Cette loi représente pourtant, en principe, le point fort de la politique du gouvernement Macron / Philippe pour l’agriculture. Bien menée, elle doit réussir un tour de force : inverser la construction du prix, c’est-à-dire que le prix payé par le consommateur ne serait plus fixé par les grandes surfaces avec ensuite compression des marges de tous les intermédiaires jusqu’à l’agriculteur en amont, mais par l’agriculteur (afin de lui préserver un revenu). Plus exactement, le prix serait construit en partant du coût de revient de l’agriculteur. Et nous constatons tous, donc, que le ministre en exercice est incapable d’être suffisamment passionné par son contenu pour l’expliquer sans lire un texte… Ça commence bien !

Début janvier, WikiAgri avait ouvert ses colonnes à Xavier Hollandts, professeur en sciences de gestion à Kedges Business School, et cet éminent économiste posait alors la question essentielle : après les états généraux de l’alimentation, les agriculteurs pourront-ils enfin vivre décemment de leur travail ? (lire ici) Il se demandait alors comment, en pratique, pourrait s’opérer cette inversion des prix, et si vraiment l’agriculteur au final en profiterait. En effet, établir un coût de revient moyen, cela équivaut à léser ceux qui sont en-dessous de ce seuil, il faut donc aussi prévoir des mécanismes pour eux… Au moment où le texte, nanti de 17 articles avec 2600 amendements à discuter, arrive à l’Assemblée nationale, la question reste entière. D’autant que les amendements en question vont dans tous les sens (par exemple, faut-il préserver les publicités pour les produits phytosanitaires dans la presse agricole spécialisée, une mesure qui, si elle était adoptée remettrait en cause l’existence des ressources publicitaires pour ces supports, et donc leur survie, mais qui surtout n’apporterait rien de plus au revenu agricole). Bref, il est impossible aujourd’hui, avant la fin des débats, de savoir réellement où ira cette loi, comment va s’opérer cette fameuse inversion du prix, qui en définitive en profitera…

Sur son blog personnel, Michel-Edouard Leclerc se dit persuadé que la loi va entrainer une hausse des prix pour les consommateurs, mais que les agriculteurs n’en profiteront pas. Il écrit ainsi (source ici) : « Comme si la limitation des promos sur le Nutella et l'augmentation jusqu’à 10 % du Coca ou du Fanta allait ruisseler vers les producteurs agricoles français »

Autre aspect, si l’on regarde l’histoire des lois qui ont tenté de réguler le prix entre les grandes surfaces et leurs fournisseurs, on constate que jamais leur résultat n’est allé dans le sens d’une protection d’un revenu minimum pour le producteur de base. L’une a autorisé l’élaboration de marges arrière, la suivante les a interdites, mais sans aller au-delà en faveur du producteur… L’histoire ne plaide pas en faveur d’une loi qui aide concrètement les agriculteurs à préserver un revenu décent.
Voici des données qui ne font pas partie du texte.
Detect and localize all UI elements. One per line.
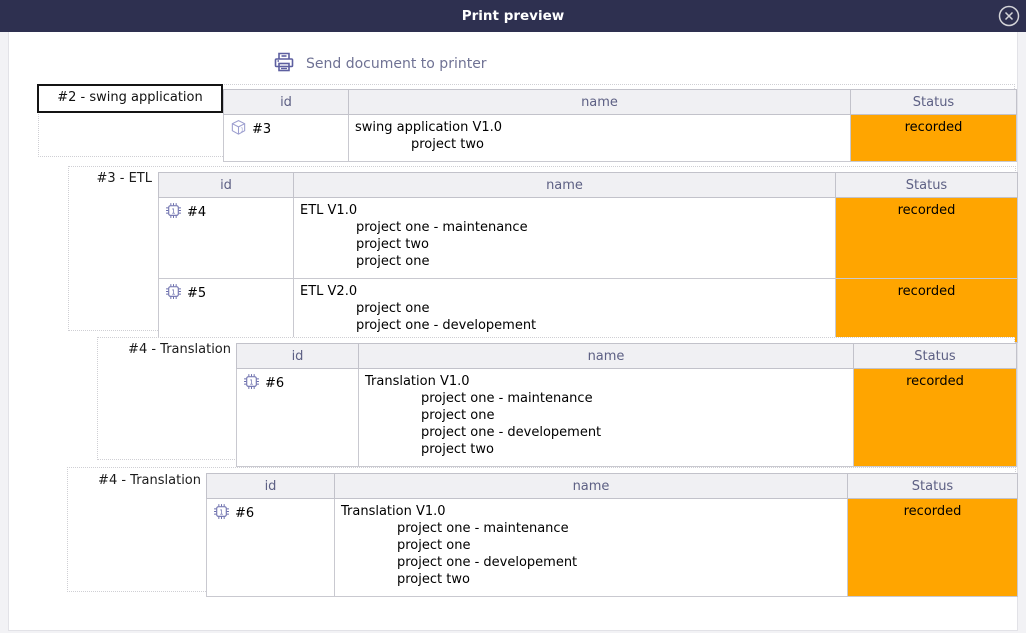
project-name: project one bbox=[421, 408, 495, 423]
column-header-name: name bbox=[348, 89, 851, 115]
row-id: #4 bbox=[187, 205, 207, 220]
project-name: project one - developement bbox=[421, 425, 602, 440]
svg-text:1: 1 bbox=[219, 508, 223, 516]
version-name: Translation V1.0 bbox=[341, 504, 446, 519]
version-name: ETL V1.0 bbox=[300, 203, 358, 218]
project-name: project one bbox=[356, 254, 430, 269]
project-name: project one - developement bbox=[356, 318, 537, 333]
section-label: #2 - swing application bbox=[37, 84, 223, 113]
chip-icon: 1 bbox=[165, 283, 182, 305]
column-header-id: id bbox=[223, 89, 349, 115]
project-name: project two bbox=[356, 237, 429, 252]
package-cube-icon: 1 bbox=[230, 119, 247, 141]
svg-text:1: 1 bbox=[171, 207, 175, 215]
id-cell: 1 #6 bbox=[236, 368, 359, 467]
column-header-name: name bbox=[358, 343, 854, 369]
name-cell: ETL V1.0 project one - maintenance proje… bbox=[293, 197, 836, 279]
print-section-1: #2 - swing application id name Status 1 … bbox=[37, 84, 1017, 162]
status-badge: recorded bbox=[853, 368, 1017, 467]
project-name: project one - maintenance bbox=[397, 521, 569, 536]
status-badge: recorded bbox=[850, 114, 1017, 162]
section-label: #4 - Translation bbox=[98, 473, 201, 488]
status-badge: recorded bbox=[847, 498, 1018, 597]
project-name: project one - developement bbox=[397, 555, 578, 570]
table-row: 1 #6 Translation V1.0 project one - main… bbox=[206, 498, 1018, 597]
table-row: 1 #4 ETL V1.0 project one - maintenance … bbox=[158, 197, 1018, 279]
print-section-4: #4 - Translation id name Status 1 #6 Tra… bbox=[67, 467, 1018, 597]
row-id: #5 bbox=[187, 286, 207, 301]
version-name: ETL V2.0 bbox=[300, 284, 358, 299]
svg-text:1: 1 bbox=[249, 378, 253, 386]
column-header-id: id bbox=[158, 172, 294, 198]
id-cell: 1 #4 bbox=[158, 197, 294, 279]
send-to-printer-label: Send document to printer bbox=[306, 56, 487, 72]
print-section-3: #4 - Translation id name Status 1 #6 Tra… bbox=[97, 337, 1017, 467]
section-label: #4 - Translation bbox=[128, 342, 231, 357]
row-id: #6 bbox=[265, 376, 285, 391]
column-header-id: id bbox=[206, 473, 335, 499]
dialog-titlebar: Print preview bbox=[0, 0, 1026, 32]
name-cell: swing application V1.0 project two bbox=[348, 114, 851, 162]
svg-text:1: 1 bbox=[240, 128, 244, 134]
print-section-2: #3 - ETL id name Status 1 #4 ETL V1.0 pr… bbox=[68, 166, 1018, 343]
id-cell: 1 #3 bbox=[223, 114, 349, 162]
svg-text:1: 1 bbox=[171, 288, 175, 296]
name-cell: Translation V1.0 project one - maintenan… bbox=[334, 498, 848, 597]
project-name: project one - maintenance bbox=[356, 220, 528, 235]
table-row: 1 #6 Translation V1.0 project one - main… bbox=[236, 368, 1017, 467]
chip-icon: 1 bbox=[165, 202, 182, 224]
column-header-status: Status bbox=[835, 172, 1018, 198]
results-table: id name Status 1 #3 swing application V1… bbox=[223, 89, 1017, 162]
results-table: id name Status 1 #6 Translation V1.0 pro… bbox=[236, 343, 1017, 467]
table-row: 1 #3 swing application V1.0 project two … bbox=[223, 114, 1017, 162]
send-to-printer-link[interactable]: Send document to printer bbox=[272, 50, 487, 78]
name-cell: Translation V1.0 project one - maintenan… bbox=[358, 368, 854, 467]
project-name: project one bbox=[356, 301, 430, 316]
dialog-title: Print preview bbox=[461, 8, 565, 24]
project-name: project one - maintenance bbox=[421, 391, 593, 406]
section-label: #3 - ETL bbox=[96, 171, 152, 186]
column-header-name: name bbox=[334, 473, 848, 499]
chip-icon: 1 bbox=[213, 503, 230, 525]
row-id: #3 bbox=[252, 122, 272, 137]
status-badge: recorded bbox=[835, 197, 1018, 279]
chip-icon: 1 bbox=[243, 373, 260, 395]
results-table: id name Status 1 #6 Translation V1.0 pro… bbox=[206, 473, 1018, 597]
table-row: 1 #5 ETL V2.0 project one project one - … bbox=[158, 278, 1018, 343]
version-name: swing application V1.0 bbox=[355, 120, 503, 135]
column-header-name: name bbox=[293, 172, 836, 198]
project-name: project two bbox=[397, 572, 470, 587]
column-header-id: id bbox=[236, 343, 359, 369]
project-name: project one bbox=[397, 538, 471, 553]
version-name: Translation V1.0 bbox=[365, 374, 470, 389]
project-name: project two bbox=[411, 137, 484, 152]
close-button[interactable] bbox=[997, 4, 1021, 28]
printer-icon bbox=[272, 50, 296, 78]
results-table: id name Status 1 #4 ETL V1.0 project one… bbox=[158, 172, 1018, 343]
circle-x-icon bbox=[997, 4, 1021, 31]
id-cell: 1 #5 bbox=[158, 278, 294, 343]
status-badge: recorded bbox=[835, 278, 1018, 343]
column-header-status: Status bbox=[847, 473, 1018, 499]
row-id: #6 bbox=[235, 506, 255, 521]
name-cell: ETL V2.0 project one project one - devel… bbox=[293, 278, 836, 343]
column-header-status: Status bbox=[850, 89, 1017, 115]
id-cell: 1 #6 bbox=[206, 498, 335, 597]
column-header-status: Status bbox=[853, 343, 1017, 369]
project-name: project two bbox=[421, 442, 494, 457]
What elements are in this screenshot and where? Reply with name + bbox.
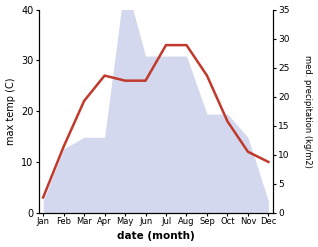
- Y-axis label: max temp (C): max temp (C): [5, 77, 16, 145]
- X-axis label: date (month): date (month): [117, 231, 195, 242]
- Y-axis label: med. precipitation (kg/m2): med. precipitation (kg/m2): [303, 55, 313, 167]
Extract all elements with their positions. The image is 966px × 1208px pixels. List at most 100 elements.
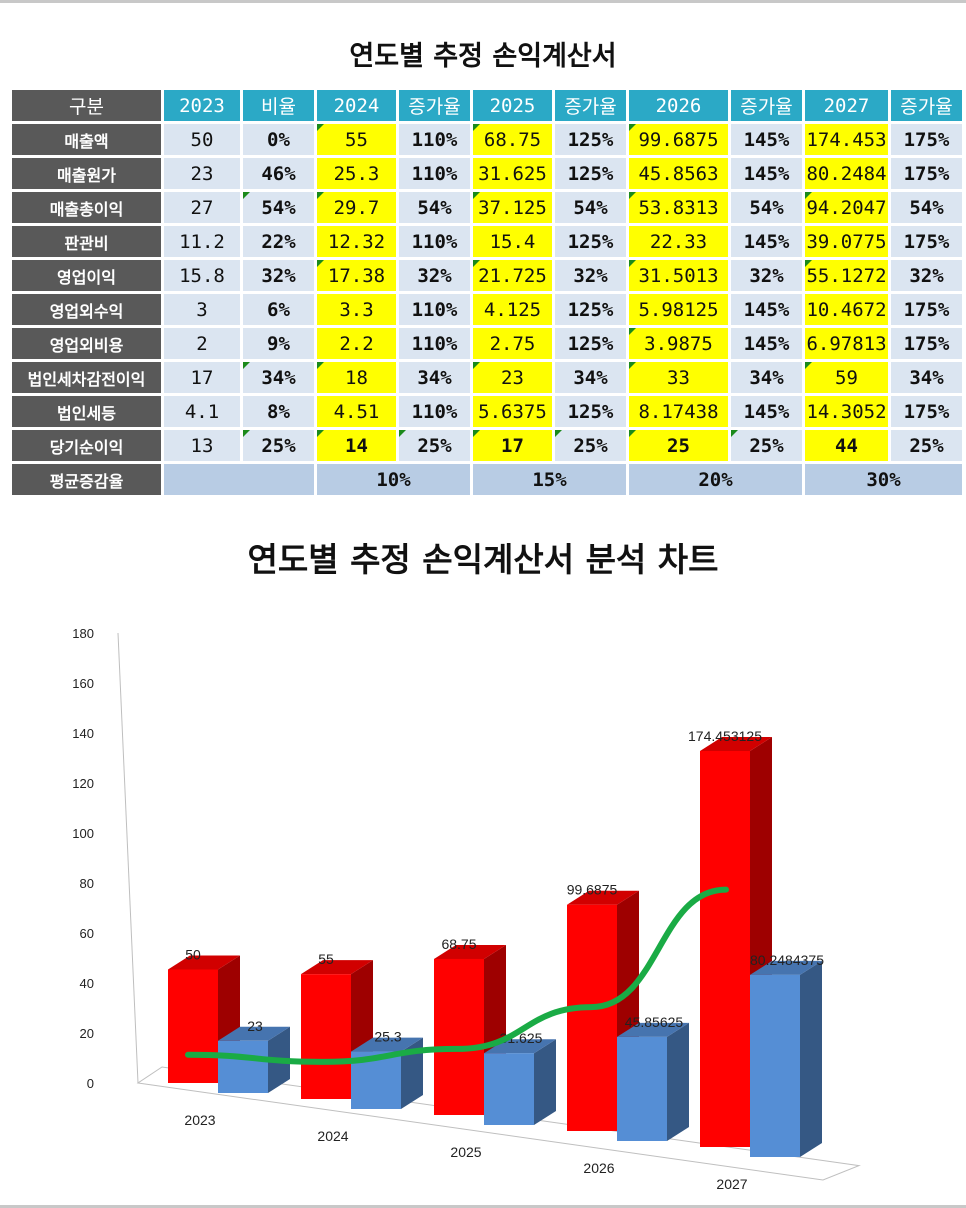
- header-year: 2025: [473, 90, 552, 121]
- table-row: 당기순이익 13 25% 14 25% 17 25% 25 25% 44 25%: [12, 430, 962, 461]
- rate-cell: 54%: [243, 192, 314, 223]
- rate-cell: 175%: [891, 124, 962, 155]
- value-cell: 31.5013: [629, 260, 728, 291]
- bar-cost: [484, 1053, 534, 1125]
- bar-top-face: [434, 944, 506, 959]
- y-tick-label: 100: [72, 826, 94, 841]
- value-cell: 10.4672: [805, 294, 888, 325]
- top-border: [0, 0, 966, 3]
- table-row: 매출액 50 0% 55 110% 68.75 125% 99.6875 145% 174.453…: [12, 124, 962, 155]
- bar-top-face: [750, 960, 822, 975]
- header-rate: 증가율: [555, 90, 626, 121]
- avg-rate-cell: 30%: [805, 464, 962, 495]
- rate-cell: 110%: [399, 328, 470, 359]
- data-label: 99.6875: [567, 882, 618, 898]
- bar-revenue: [434, 958, 484, 1115]
- row-label: 법인세차감전이익: [12, 362, 161, 393]
- value-cell: 33: [629, 362, 728, 393]
- rate-cell: 32%: [891, 260, 962, 291]
- y-tick-label: 120: [72, 776, 94, 791]
- value-cell: 29.7: [317, 192, 396, 223]
- rate-cell: 175%: [891, 396, 962, 427]
- rate-cell: 175%: [891, 328, 962, 359]
- table-row: 법인세차감전이익 17 34% 18 34% 23 34% 33 34% 59 34%: [12, 362, 962, 393]
- value-cell: 13: [164, 430, 240, 461]
- bar-revenue: [700, 750, 750, 1147]
- header-year: 2024: [317, 90, 396, 121]
- rate-cell: 110%: [399, 294, 470, 325]
- x-tick-label: 2027: [716, 1176, 747, 1192]
- row-label: 영업외수익: [12, 294, 161, 325]
- rate-cell: 145%: [731, 294, 802, 325]
- bottom-border: [0, 1205, 966, 1208]
- value-cell: 55: [317, 124, 396, 155]
- bar-top-face: [617, 1022, 689, 1037]
- bar-side-face: [800, 960, 822, 1157]
- rate-cell: 110%: [399, 124, 470, 155]
- rate-cell: 175%: [891, 158, 962, 189]
- x-tick-label: 2026: [583, 1160, 614, 1176]
- value-cell: 27: [164, 192, 240, 223]
- avg-row: 평균증감율 10% 15% 20% 30%: [12, 464, 962, 495]
- rate-cell: 145%: [731, 124, 802, 155]
- bar-cost: [218, 1040, 268, 1093]
- bar-top-face: [700, 736, 772, 751]
- value-cell: 5.98125: [629, 294, 728, 325]
- value-cell: 25: [629, 430, 728, 461]
- bar-side-face: [667, 1022, 689, 1141]
- row-label: 당기순이익: [12, 430, 161, 461]
- row-label: 영업외비용: [12, 328, 161, 359]
- bar-top-face: [351, 1037, 423, 1052]
- y-tick-label: 60: [80, 926, 94, 941]
- bar-chart: 0 20 40 60 80 100 120 140 160 180 50 23 2023 55 25.3 20…: [72, 626, 861, 1192]
- value-cell: 14: [317, 430, 396, 461]
- rate-cell: 54%: [731, 192, 802, 223]
- data-label: 23: [247, 1018, 263, 1034]
- x-tick-label: 2023: [184, 1112, 215, 1128]
- table-row: 영업외비용 2 9% 2.2 110% 2.75 125% 3.9875 145% 6.97813…: [12, 328, 962, 359]
- rate-cell: 175%: [891, 226, 962, 257]
- value-cell: 55.1272: [805, 260, 888, 291]
- value-cell: 17: [473, 430, 552, 461]
- value-cell: 2.75: [473, 328, 552, 359]
- rate-cell: 8%: [243, 396, 314, 427]
- rate-cell: 110%: [399, 396, 470, 427]
- value-cell: 15.8: [164, 260, 240, 291]
- rate-cell: 6%: [243, 294, 314, 325]
- value-cell: 21.725: [473, 260, 552, 291]
- value-cell: 15.4: [473, 226, 552, 257]
- rate-cell: 34%: [731, 362, 802, 393]
- data-label: 25.3: [374, 1029, 401, 1045]
- value-cell: 5.6375: [473, 396, 552, 427]
- y-tick-label: 180: [72, 626, 94, 641]
- row-label: 매출원가: [12, 158, 161, 189]
- x-tick-label: 2025: [450, 1144, 481, 1160]
- rate-cell: 25%: [731, 430, 802, 461]
- y-tick-label: 0: [87, 1076, 94, 1091]
- table-row: 영업외수익 3 6% 3.3 110% 4.125 125% 5.98125 145% 10.46…: [12, 294, 962, 325]
- rate-cell: 25%: [399, 430, 470, 461]
- data-label: 50: [185, 947, 201, 963]
- row-label: 법인세등: [12, 396, 161, 427]
- rate-cell: 32%: [243, 260, 314, 291]
- row-label: 영업이익: [12, 260, 161, 291]
- value-cell: 4.1: [164, 396, 240, 427]
- bar-cost: [617, 1036, 667, 1141]
- rate-cell: 145%: [731, 328, 802, 359]
- avg-blank-cell: [164, 464, 314, 495]
- bar-revenue: [567, 904, 617, 1131]
- value-cell: 6.97813: [805, 328, 888, 359]
- rate-cell: 25%: [555, 430, 626, 461]
- rate-cell: 125%: [555, 294, 626, 325]
- value-cell: 8.17438: [629, 396, 728, 427]
- rate-cell: 110%: [399, 158, 470, 189]
- rate-cell: 0%: [243, 124, 314, 155]
- income-statement-table: 구분 2023 비율 2024 증가율 2025 증가율 2026 증가율 2027 증가율 매출액…: [9, 87, 965, 498]
- value-cell: 39.0775: [805, 226, 888, 257]
- bar-top-face: [218, 1026, 290, 1041]
- value-cell: 12.32: [317, 226, 396, 257]
- rate-cell: 32%: [731, 260, 802, 291]
- y-tick-label: 160: [72, 676, 94, 691]
- value-cell: 53.8313: [629, 192, 728, 223]
- header-label: 구분: [12, 90, 161, 121]
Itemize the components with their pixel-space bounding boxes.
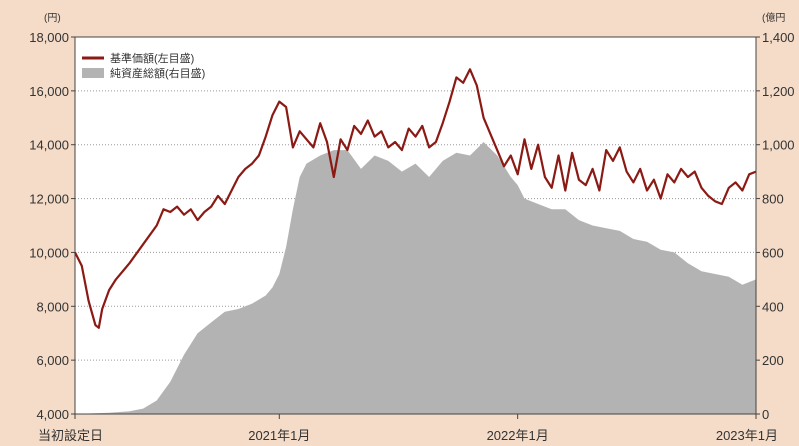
y-right-tick-label: 1,200 bbox=[762, 84, 795, 99]
left-unit-label: (円) bbox=[44, 13, 61, 24]
series-aum-area bbox=[75, 142, 756, 414]
y-left-tick-label: 16,000 bbox=[29, 84, 69, 99]
y-left-tick-label: 14,000 bbox=[29, 138, 69, 153]
y-left-tick-label: 4,000 bbox=[36, 407, 69, 422]
legend-area-swatch bbox=[82, 68, 104, 78]
right-unit-label: (億円 bbox=[762, 11, 785, 24]
series-nav-line bbox=[74, 68, 757, 329]
y-left-tick-label: 18,000 bbox=[29, 30, 69, 45]
legend-label-aum: 純資産総額(右目盛) bbox=[110, 66, 205, 80]
line-layer bbox=[74, 68, 757, 329]
x-tick-label: 当初設定日 bbox=[38, 428, 103, 443]
y-right-tick-label: 1,000 bbox=[762, 138, 795, 153]
area-layer bbox=[75, 142, 756, 414]
y-right-tick-label: 200 bbox=[762, 353, 784, 368]
x-tick-label: 2023年1月 bbox=[716, 428, 778, 443]
y-right-tick-label: 400 bbox=[762, 299, 784, 314]
legend-label-nav: 基準価額(左目盛) bbox=[110, 51, 194, 65]
y-right-tick-label: 1,400 bbox=[762, 30, 795, 45]
y-left-tick-label: 6,000 bbox=[36, 353, 69, 368]
x-tick-label: 2021年1月 bbox=[248, 428, 310, 443]
y-left-tick-label: 12,000 bbox=[29, 192, 69, 207]
y-right-tick-label: 800 bbox=[762, 192, 784, 207]
legend: 基準価額(左目盛) 純資産総額(右目盛) bbox=[82, 51, 205, 80]
y-right-tick-label: 600 bbox=[762, 245, 784, 260]
y-right-tick-label: 0 bbox=[762, 407, 769, 422]
x-tick-label: 2022年1月 bbox=[487, 428, 549, 443]
axis-layer: 4,000 6,000 8,000 10,000 12,000 14,000 16,000 1… bbox=[29, 30, 794, 443]
y-left-tick-label: 10,000 bbox=[29, 245, 69, 260]
y-left-tick-label: 8,000 bbox=[36, 299, 69, 314]
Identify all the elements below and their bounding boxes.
Plus qu’une loi, c’est un état d’esprit qu’il faudrait changer. L’acte de production (et pas seulement dans le domaine alimentaire d’ailleurs…) crée une richesse appelée à devenir nulle si ses acteurs ne survivent pas. Cette richesse nourrit du monde, toute une chaine d’intermédiaires. L’agriculture française s’est d’ailleurs longtemps enorgueillie du nombre éloquent de personnes vivant, directement ou indirectement, de son travail. Mais aujourd’hui, elle en souffre. Car les structures se sont alourdies, y compris celles qui dépendent du monde agricole, et lorsque tous les intermédiaires s’étoffent et prennent davantage de part de la richesse, celle-ci s’amoindrit de fait, jusqu’à mettre en danger le producteur initial. C’est donc dans l’intérêt de tout le monde de préserver ce producteur… Mais aussi de le pressuriser jusqu’à la limite du possible ! (à lire sur ce dernier point cet article paru sur WikiAgri) La loi peut-elle tracer cette limite et contenter tout le monde ? Pour que ce soit possible, il faut des interlocuteurs qui acceptent tous de revoir leur façon de fonctionner… Mais si tel était le cas, il n’y aurait plus besoin de loi, n’est-ce pas ?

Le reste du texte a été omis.